One of the strains (ER-1 =  CCUG 57381), identified as Ochrobactrum intermedium, was resistant to 36 of 39 antibiotics tested, intermediately resistant to 2 antibiotics and was sensitive only to streptomycin. Several other strains of Ochrobactrum sp. also exhibited extensive drug resistance, although less than that of strain ER-1 (Table 2). The second most resistant genus was Providencia. One of the strains, P. rettgeri (OSR-3) was resistant to 35 of the 39 antibiotics tested.

Among strains belonging to the genus Pseudomonas, the resistance profiles ranged from resistance against 15 antibiotics, for the strain identified as P. caeni (SST-2), to resistance against 31 antibiotics, observed for the strain identified as P. plecoglossicida (SR-7). Although strains of Bacillus sp. in general, exhibited less extensive resistance profile than many of the other genera analyzed, one of the strains, identified as B. cereus (A2T4), was resistant to 27 antibiotics; while one of the B. cereus strains (ET-4) and one B. thuringiensis (SSR-3) were resistant to 20 and 18 antibiotics respectively. The antibiotic sensitivity data for individual strains is represented in File S1.

The resistance profiles of the strains obtained from different stages of the WWTP treatment process were more or less similar (Table 2). P. rettgeri strains from dewatered sludge (DSR-5), old sludge (OSR-3) and secondary sludge (SSR-4) were resistant to 34, 35 and 32 antibiotics respectively. Similarly Pseudomonas caeni strains from equilibrator (ET-5), aeration tank (A2T-6), dewatered sludge (DST-4) and secondary sludge (SST-5) were resistant to 31, 28, 29 and 29 antibiotics respectively.

Integrons and Resistance Gene Cassettes

Class 1 integrons were detected in 74 of 93 strains (80%) and class 2 integrons in 74 strains (80%); eighty eight of 93 strains, (95%) harbored at least one type of integron and both classes of integrons were found in 60 of the strains (65%). The five strains with no integrons were resistant to comparably few antibiotics, i.e., 5–8. The list is presented in Table S2. There was no clear difference in the prevalence of class 1 and class 2 integrons between the strains isolated from different stages of WWTP, Table S2.

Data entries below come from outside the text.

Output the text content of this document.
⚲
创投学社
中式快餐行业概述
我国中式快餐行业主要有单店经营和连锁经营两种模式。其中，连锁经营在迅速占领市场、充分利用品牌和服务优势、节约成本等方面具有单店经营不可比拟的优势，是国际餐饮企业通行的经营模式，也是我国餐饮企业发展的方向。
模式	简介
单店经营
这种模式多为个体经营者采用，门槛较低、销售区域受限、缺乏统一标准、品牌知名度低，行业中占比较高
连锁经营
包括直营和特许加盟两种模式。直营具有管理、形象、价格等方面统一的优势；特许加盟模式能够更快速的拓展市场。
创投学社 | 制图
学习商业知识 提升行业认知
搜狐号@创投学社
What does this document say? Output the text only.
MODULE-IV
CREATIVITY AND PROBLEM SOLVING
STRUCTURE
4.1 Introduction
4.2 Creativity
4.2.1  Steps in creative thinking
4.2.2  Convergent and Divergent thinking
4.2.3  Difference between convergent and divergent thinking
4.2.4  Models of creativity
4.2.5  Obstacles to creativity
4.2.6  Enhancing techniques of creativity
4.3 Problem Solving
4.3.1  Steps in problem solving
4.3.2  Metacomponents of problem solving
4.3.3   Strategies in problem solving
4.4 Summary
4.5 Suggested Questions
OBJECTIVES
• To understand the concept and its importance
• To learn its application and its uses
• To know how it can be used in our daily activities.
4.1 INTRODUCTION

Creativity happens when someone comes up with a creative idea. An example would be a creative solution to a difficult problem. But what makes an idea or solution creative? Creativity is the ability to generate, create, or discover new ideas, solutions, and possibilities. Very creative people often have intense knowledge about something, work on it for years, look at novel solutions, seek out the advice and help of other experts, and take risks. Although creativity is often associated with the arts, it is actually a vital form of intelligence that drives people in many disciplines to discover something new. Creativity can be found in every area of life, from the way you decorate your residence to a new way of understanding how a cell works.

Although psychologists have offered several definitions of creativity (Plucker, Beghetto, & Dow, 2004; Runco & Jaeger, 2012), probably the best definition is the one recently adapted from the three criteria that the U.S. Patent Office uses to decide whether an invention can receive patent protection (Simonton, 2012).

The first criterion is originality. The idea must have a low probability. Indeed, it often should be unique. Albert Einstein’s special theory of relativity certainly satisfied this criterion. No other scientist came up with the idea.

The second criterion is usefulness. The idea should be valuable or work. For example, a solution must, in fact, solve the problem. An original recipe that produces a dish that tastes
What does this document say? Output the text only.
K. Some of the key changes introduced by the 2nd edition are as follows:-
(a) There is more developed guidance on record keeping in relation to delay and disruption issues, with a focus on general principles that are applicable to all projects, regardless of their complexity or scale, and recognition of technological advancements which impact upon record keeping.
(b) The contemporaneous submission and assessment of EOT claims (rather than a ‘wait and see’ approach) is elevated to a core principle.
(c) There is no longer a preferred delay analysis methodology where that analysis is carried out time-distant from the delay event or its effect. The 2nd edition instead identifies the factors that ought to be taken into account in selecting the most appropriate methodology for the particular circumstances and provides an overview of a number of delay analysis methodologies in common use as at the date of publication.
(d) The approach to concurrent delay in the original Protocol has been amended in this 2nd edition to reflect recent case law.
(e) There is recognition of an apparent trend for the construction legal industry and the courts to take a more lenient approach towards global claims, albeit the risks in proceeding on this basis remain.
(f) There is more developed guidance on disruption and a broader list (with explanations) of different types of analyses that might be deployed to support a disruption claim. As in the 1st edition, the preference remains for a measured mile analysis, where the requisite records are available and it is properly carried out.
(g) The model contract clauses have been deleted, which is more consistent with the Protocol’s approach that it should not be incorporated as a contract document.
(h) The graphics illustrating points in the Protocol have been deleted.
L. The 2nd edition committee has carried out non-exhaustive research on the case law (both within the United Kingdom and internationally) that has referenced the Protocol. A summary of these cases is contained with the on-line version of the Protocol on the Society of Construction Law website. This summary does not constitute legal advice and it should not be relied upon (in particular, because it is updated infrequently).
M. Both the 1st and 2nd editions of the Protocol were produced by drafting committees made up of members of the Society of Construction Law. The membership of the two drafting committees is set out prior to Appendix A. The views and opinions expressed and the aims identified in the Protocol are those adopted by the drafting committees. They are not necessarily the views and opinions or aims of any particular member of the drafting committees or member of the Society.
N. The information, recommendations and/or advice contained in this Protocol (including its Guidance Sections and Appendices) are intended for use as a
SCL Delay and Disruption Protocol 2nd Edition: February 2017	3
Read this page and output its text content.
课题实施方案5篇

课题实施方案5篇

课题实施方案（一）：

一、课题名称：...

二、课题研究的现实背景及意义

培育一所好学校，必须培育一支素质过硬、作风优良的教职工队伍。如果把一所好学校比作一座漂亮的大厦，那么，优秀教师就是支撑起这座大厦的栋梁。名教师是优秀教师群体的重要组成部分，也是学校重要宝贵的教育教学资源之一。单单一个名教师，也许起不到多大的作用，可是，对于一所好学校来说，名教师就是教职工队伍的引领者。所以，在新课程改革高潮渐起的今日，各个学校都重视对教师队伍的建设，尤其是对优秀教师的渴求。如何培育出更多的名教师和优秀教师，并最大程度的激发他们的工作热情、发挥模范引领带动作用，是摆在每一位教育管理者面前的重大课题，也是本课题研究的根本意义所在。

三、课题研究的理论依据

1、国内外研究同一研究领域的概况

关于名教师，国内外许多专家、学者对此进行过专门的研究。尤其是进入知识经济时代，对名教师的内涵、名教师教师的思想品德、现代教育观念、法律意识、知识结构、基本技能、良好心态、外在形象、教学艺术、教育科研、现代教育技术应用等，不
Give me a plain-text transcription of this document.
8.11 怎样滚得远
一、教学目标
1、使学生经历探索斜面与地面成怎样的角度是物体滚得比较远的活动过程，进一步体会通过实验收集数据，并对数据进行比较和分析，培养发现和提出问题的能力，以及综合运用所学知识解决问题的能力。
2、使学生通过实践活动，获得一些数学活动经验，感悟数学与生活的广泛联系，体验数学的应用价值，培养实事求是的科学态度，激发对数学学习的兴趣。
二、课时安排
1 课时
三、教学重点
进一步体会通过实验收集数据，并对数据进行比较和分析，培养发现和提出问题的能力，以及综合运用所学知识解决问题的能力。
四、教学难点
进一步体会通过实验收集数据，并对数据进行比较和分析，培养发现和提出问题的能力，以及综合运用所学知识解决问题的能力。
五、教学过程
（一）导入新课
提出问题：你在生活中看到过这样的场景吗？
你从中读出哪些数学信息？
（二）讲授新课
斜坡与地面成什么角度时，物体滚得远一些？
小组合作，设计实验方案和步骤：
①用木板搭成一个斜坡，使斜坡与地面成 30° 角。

The gene cassettes associated with the class 1 integrons obtained from pooled total community DNA included: aminoglycoside 6′-n-acetyltransferase (NCBI Accession No. AAM92464); aminoglycoside adenyltransferase (CAQ51305); dihydrofolate reductase type I (AAX46054); haloacid dehalogenase type II (YP_001953944); hypothetical protein Spea_2925 (YP_001502777); OrfC (hypothetical protein) (ABB72863); OXA-2 beta-lactamase precursor (NP_511223); quaternary ammonium compound-resistance protein qacE (P0AGC9); and streptomycin adenyltransferase AadA (AAL08435). In contrast, sequencing of the class 2 integron gene cassettes did not reveal presence of any drug resistance genes.

qPCR for 16S rRNA gene and integrons

The efficiencies of the qPCR were 96, 104 and 109% for 16S rRNA genes, integron classes 1 and 2, respectively. Melting curves obtained for 16S rRNA genes, integron classes 1 and 2 are presented in Figure S1. In the samples from all stages of the treatment process, class 1 integrons were more abundant than class 2 integrons (Figure 2). Class 1 integrons were found at higher levels than 16S rRNA genes in all samples.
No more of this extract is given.